16.50 Linear Feet
Barbara Haggh-Huglo was born in Nebraska to German immigrants. Her father, Dr. Raymond Haggh was a distinguished music educator and served as Director of the School of Music at the University of Nebraska from 1977–83. Because of her parents’ background, Barbara Haggh-Huglo was raised with a strong affinity for languages, learning German in the household and studying French at school. She then went on to receive her B. A. in German from the University of Nebraska at Lincoln, and, from the University of Illinois at Urbana, her B. A. in Music, M. M. in Musicology, and Ph.D. in Musicology. Haggh-Huglo has conducted research at many major libraries across the globe, and particularly those of Europe and North America. Haggh-Huglo’s involvement with musicological societies is equally extensive; along with attending and presenting at numerous international conferences, she served as Vice-President, Program Chair, and Directorium of the International Musicological Society, and Chair of their study group “Cantus Planus.” Haggh-Huglo has over 100 publications throughout an international range of scholarly journals, and is also currently serving on the editorial boards of two book series, four periodicals, and three online musicological projects. As a faculty member of the University of Maryland’s Musicology department, Haggh-Huglo has instructed seminars focusing on early music notation, music in the medieval and Renaissance city, composers of the medieval and Renaissance, and the various musical settings of the Mass spanning 600 years.

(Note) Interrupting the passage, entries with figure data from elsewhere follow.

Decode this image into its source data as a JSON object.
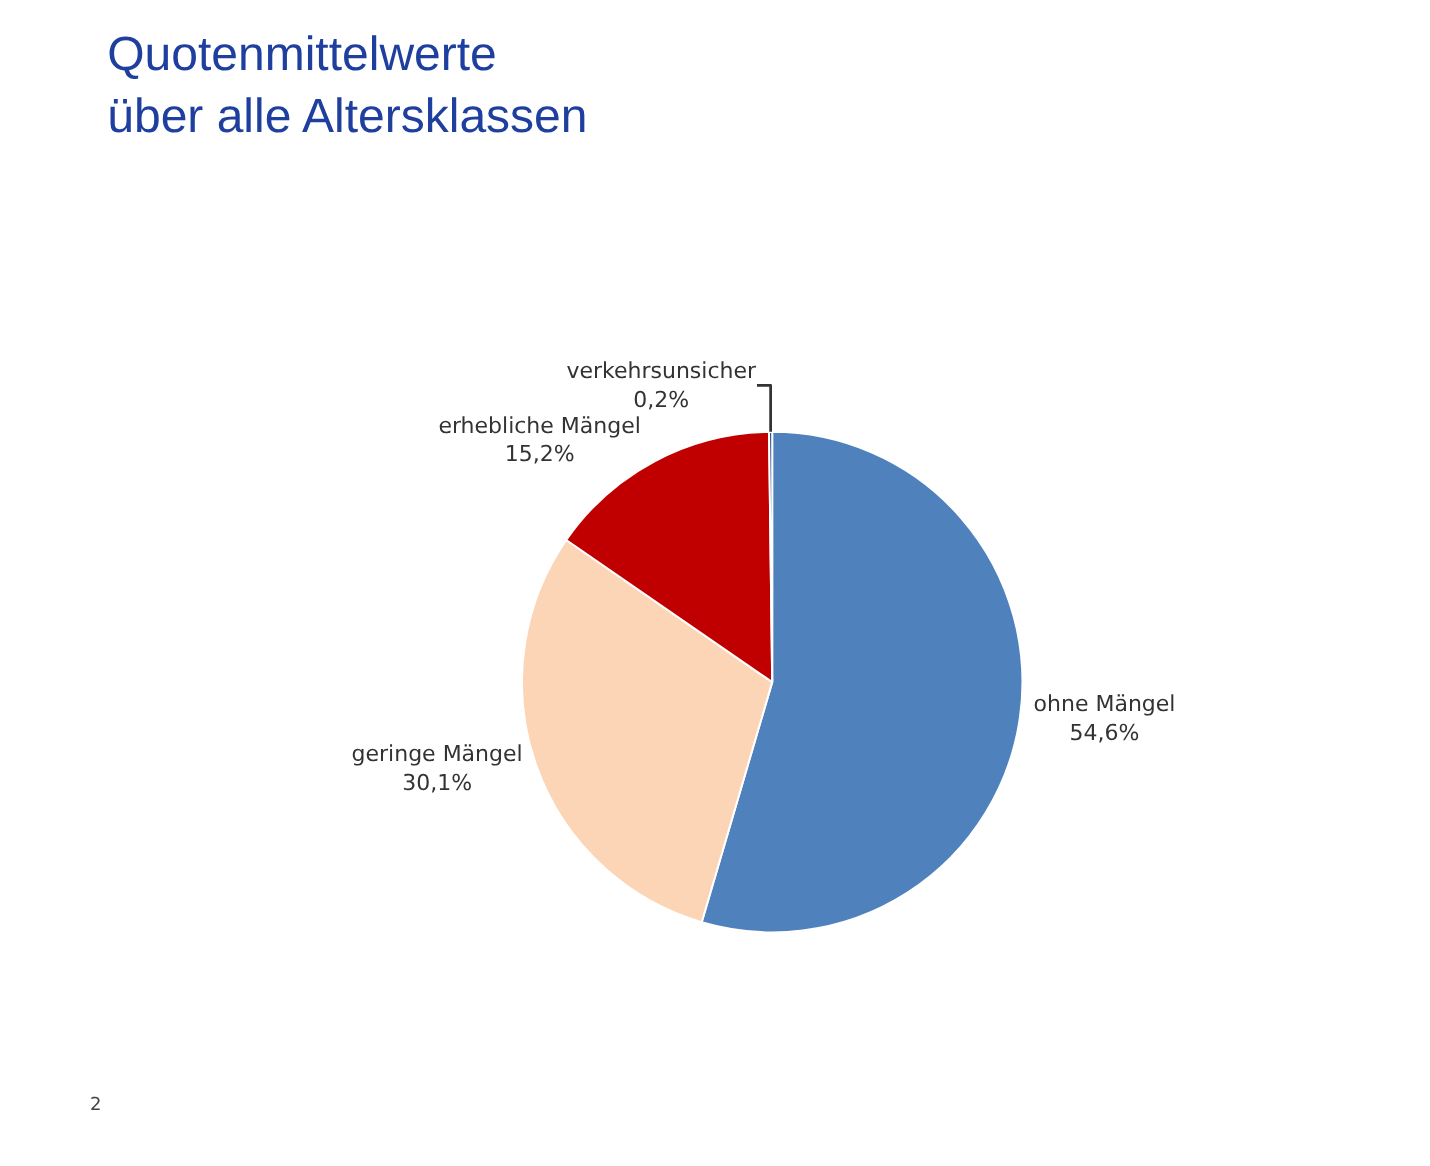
{
  "chart_data": {
    "type": "pie",
    "title": "Quotenmittelwerte\nüber alle Altersklassen",
    "categories": [
      "ohne Mängel",
      "geringe Mängel",
      "erhebliche Mängel",
      "verkehrsunsicher"
    ],
    "values": [
      54.6,
      30.1,
      15.2,
      0.2
    ],
    "value_labels": [
      "54,6%",
      "30,1%",
      "15,2%",
      "0,2%"
    ],
    "colors": [
      "#4f81bd",
      "#fbd5b5",
      "#c00000",
      "#1f497d"
    ],
    "legend": false,
    "annotations": [
      "2"
    ]
  }
}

Michel Huglo was born in France, attended the Jesuit College de la Providence in Amiens, France, and eventually entered the Benedictine Abbey of Solesmes in 1940. While part of the abbey, Huglo studied theology and philosophy. In 1969, he received his Ph.D. from Paris IV Sorbonne and his doctorat d’Etat from Paris X Nanterre in 1981, and in 1991, Huglo was presented with an Honorary Dr. of Letters by the University of Chicago. As well as holding several positions in the Centre national de la recherche scientifique (CNRS) of France, Huglo founded the musicology section at the Institut de recherche et d’histoire des textes (IRHT) of Paris. On top of his publications of over 200 articles and three books, Huglo was selected as a Corresponding Member of the American Musicological Society, Honorary Member of the International Musicological Society, and Fellow of the Medieval Academy of America. Michel Huglo died in 2012 at age 90.